Psychiatric Drugs, Pregnancy and Lactation: Update on Bipolar Disorder
June 1, 2002 from
ObGynNews
By Lee S. Cohen, M.D.
Bipolar disorder is a chronic relapsing illness with a deteriorating course
over time, particularly if there have been multiple episodes. This creates a
bind for women in their reproductive years because stopping the medication
increases their relapse risk.
Complicating the matter is the trend away from treatment with lithium and
divalproex sodium (Depakote), toward newer anticonvulsants and atypical
antipsychotics. We know more about the reproductive safety of
lithium and divalproex sodium, even though both are teratogenic. But data on newer
antimanic drugs are sparse, putting the clinician between a teratologic rock and
a clinical hard place.
Last month at the American Psychiatric Association's annual meeting, we
reported on the first prospective study of bipolar women who had discontinued
mood stabilizers at about the time they got pregnant. Within 3 months, half of
the 50 women had relapsed, and by 6 months about 70% had relapsed. This supports
the findings of our earlier study, a chart review, which found a high relapse
rate among women who had stopped taking lithium during pregnancy.

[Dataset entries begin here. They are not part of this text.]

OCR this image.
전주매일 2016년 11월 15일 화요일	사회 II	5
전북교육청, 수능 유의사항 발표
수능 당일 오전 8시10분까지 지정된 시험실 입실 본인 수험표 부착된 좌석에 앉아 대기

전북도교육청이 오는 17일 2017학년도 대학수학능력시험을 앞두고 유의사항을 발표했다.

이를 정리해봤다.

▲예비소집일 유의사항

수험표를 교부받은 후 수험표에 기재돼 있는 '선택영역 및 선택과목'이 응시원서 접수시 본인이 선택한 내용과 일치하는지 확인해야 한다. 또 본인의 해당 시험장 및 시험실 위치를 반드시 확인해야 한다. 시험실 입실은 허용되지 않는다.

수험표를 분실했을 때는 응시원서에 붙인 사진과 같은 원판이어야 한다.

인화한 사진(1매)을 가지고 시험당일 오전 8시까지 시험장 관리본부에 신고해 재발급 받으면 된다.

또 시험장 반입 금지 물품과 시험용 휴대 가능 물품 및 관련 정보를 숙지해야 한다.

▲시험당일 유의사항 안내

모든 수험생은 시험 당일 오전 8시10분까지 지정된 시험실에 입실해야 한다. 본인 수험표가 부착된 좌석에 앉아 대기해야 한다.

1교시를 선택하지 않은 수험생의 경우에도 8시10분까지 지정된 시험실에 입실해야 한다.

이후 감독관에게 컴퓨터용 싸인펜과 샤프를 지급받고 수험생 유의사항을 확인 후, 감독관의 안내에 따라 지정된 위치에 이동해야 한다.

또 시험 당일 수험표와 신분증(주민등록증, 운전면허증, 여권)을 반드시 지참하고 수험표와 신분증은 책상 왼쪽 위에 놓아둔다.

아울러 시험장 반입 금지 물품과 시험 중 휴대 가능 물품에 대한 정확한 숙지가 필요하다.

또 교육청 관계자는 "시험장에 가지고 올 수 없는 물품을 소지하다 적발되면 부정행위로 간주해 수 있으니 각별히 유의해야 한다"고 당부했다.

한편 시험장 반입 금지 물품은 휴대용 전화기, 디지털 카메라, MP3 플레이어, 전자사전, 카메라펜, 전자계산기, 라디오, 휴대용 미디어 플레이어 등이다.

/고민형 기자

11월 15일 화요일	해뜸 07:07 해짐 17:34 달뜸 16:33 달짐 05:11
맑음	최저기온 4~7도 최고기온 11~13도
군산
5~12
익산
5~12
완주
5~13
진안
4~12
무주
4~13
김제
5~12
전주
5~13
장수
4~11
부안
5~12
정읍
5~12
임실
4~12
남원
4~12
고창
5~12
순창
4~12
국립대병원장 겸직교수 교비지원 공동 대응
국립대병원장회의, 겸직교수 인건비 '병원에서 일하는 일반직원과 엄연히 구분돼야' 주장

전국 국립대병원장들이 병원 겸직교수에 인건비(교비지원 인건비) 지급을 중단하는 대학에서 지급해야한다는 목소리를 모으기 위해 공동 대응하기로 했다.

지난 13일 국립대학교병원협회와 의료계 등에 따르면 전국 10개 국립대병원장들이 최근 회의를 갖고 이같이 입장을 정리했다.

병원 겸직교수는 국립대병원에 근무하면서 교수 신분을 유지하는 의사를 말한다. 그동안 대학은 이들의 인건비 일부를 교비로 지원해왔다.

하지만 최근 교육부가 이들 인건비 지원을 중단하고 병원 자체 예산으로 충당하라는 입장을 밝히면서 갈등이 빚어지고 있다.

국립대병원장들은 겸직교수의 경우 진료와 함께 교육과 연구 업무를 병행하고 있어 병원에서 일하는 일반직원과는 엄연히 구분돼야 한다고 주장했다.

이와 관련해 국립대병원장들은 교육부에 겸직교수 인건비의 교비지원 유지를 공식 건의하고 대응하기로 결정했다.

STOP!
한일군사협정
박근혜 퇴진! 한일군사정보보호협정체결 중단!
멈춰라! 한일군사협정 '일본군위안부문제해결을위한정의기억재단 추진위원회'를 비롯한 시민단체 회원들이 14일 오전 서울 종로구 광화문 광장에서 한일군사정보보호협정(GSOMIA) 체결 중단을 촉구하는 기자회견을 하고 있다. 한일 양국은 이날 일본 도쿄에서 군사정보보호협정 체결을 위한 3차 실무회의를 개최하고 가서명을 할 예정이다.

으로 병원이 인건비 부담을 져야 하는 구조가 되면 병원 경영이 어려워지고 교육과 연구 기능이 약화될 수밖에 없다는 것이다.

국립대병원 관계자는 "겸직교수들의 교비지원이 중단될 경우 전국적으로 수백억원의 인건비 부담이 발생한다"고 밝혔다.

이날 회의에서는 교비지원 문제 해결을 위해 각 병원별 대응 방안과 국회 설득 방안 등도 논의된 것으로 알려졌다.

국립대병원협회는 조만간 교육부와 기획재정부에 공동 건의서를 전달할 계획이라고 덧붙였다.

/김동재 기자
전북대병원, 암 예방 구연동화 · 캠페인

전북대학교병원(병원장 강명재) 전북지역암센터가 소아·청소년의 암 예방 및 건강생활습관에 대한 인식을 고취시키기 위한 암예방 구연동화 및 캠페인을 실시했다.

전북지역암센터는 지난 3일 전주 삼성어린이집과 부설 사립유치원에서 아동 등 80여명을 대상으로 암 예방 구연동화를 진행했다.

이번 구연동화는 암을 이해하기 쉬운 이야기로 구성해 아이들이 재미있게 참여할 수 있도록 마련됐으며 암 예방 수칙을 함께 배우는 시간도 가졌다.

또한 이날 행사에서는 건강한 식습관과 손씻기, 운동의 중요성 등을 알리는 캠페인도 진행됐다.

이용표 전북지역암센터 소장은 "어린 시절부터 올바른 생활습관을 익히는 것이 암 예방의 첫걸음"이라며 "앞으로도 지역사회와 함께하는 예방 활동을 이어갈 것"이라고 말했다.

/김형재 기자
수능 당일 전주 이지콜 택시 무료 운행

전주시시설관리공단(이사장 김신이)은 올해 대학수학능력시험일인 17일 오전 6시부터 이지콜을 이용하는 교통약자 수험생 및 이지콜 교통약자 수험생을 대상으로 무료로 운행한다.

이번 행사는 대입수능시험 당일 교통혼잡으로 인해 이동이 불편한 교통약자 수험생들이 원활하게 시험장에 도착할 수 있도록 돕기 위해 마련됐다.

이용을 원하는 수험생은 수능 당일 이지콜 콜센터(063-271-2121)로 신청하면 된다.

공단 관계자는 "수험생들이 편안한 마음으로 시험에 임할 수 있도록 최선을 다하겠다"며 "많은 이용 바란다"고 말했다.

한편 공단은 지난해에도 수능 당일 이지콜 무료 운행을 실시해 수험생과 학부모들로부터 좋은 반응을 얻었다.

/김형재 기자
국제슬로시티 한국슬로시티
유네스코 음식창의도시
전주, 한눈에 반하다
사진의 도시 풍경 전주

Lithium is clearly safer during pregnancy than divalproex sodium. Many of us
learned in medical school that lithium is a known teratogen and should not be
used in pregnancy, but we now know that its teratogenicity is relatively modest:
The risk of Ebstein's anomaly is about 0.05% among babies exposed to lithium in
the first trimester.
Divalproex sodium, which is increasingly used as first-line therapy, is about
100 times more teratogenic than lithium, with a 5% risk for neural tube defects
among children exposed to this anticonvulsant during the first 12 weeks of
gestation. This makes it a less-than-ideal choice for women during the
childbearing years.
The anticonvulsants that are being used increasingly are topiramate (Topamax),
gabapentin (Neurontin), and lamotrigine (Lamictal). These drugs are sometimes
used as monotherapy and often as adjunctive therapy, raising concerns because
there are almost no reproductive safety data on these agents.
There are no human studies of topiramate and gabapentin. The manufacturer of
lamotrigine has a pregnancy registry, and preliminary data do not suggest that
risk of malformations is increased when this drug is used as monotherapy, but it
is too early to reach conclusions.
Atypical antipsychotics are being used as adjuncts to mood stabilizers and as
monotherapy: risperidone (Risperdal), olanzapine (Zyprexa), quetiapine (Seroquel),
and ziprasidone (Geodon). We are getting more and more calls with questions
about the use of these drugs during pregnancy, and obstetricians should expect
to see more women on these as well as the newer anticonvulsants.
The manufacturer of olanzapine has data on a small number of pregnancy
exposures, but with fewer than 100 cases, no safety estimates can be made.
The atypicals often cause weight gain, and maternal adiposity may increase
the risk for neural tube defects. This was noted in a recent study of patients
with schizophrenia taking atypical or typical antipsychotics by Dr. Gideon Koren
and his associates at the University of Toronto. More than half of the female
patients were overweight, and intake of folate was poor. The investigators
concluded that women who take atypical antipsychotics are therefore at a greater
risk of having a baby with a neural tube defect (Am. J. Psychiatry
159[1]:136-37, 2002).
As obstetricians see more patients in their reproductive years who are on
these medications, these issues need to be considered in the context of relative
risk. The absence of data does not imply safety, and the arbitrary use of these
medications in women of reproductive age is the largest uncontrolled trial in
the history of medicine.
The newer treatments may be more effective but may pose greater risks. What
we know leaves us to conclude that lithium is the safest treatment for those who
need a mood stabilizer.
We advise that if a woman has not responded to lithium but has had an
excellent response to a mood stabilizer such as lamotrigine or gabapentin, she
would be better off staying on that drug. But patients who have not tried
effective mood stabilizers like lithium should consider a trial of lithium
before they get pregnant, if possible.
What about the patient who conceives while taking one of those medications
that we know nothing about? The clinician has the option to switch the patient
to lithium, but this gets tricky because she may not respond. This may be the
type of situation where you keep a patient on the drug if she is doing well to
avoid a relapse.
Physicians can report pregnancies exposed to any of these drugs to the
manufacturers and, in the case of antiepileptics, to the antiepileptic drug
pregnancy registry at 888-AED-AED4.
Dr. Lee Cohen is a psychiatrist and director of the
perinatal psychiatry program at Massachusetts General Hospital, Boston. He is a
consultant for and has received research support from manufacturers of several
SSRIs. He is also a consultant to Astra Zeneca, Lilly and Jannsen -
manufacturers of atypical antipsychotics.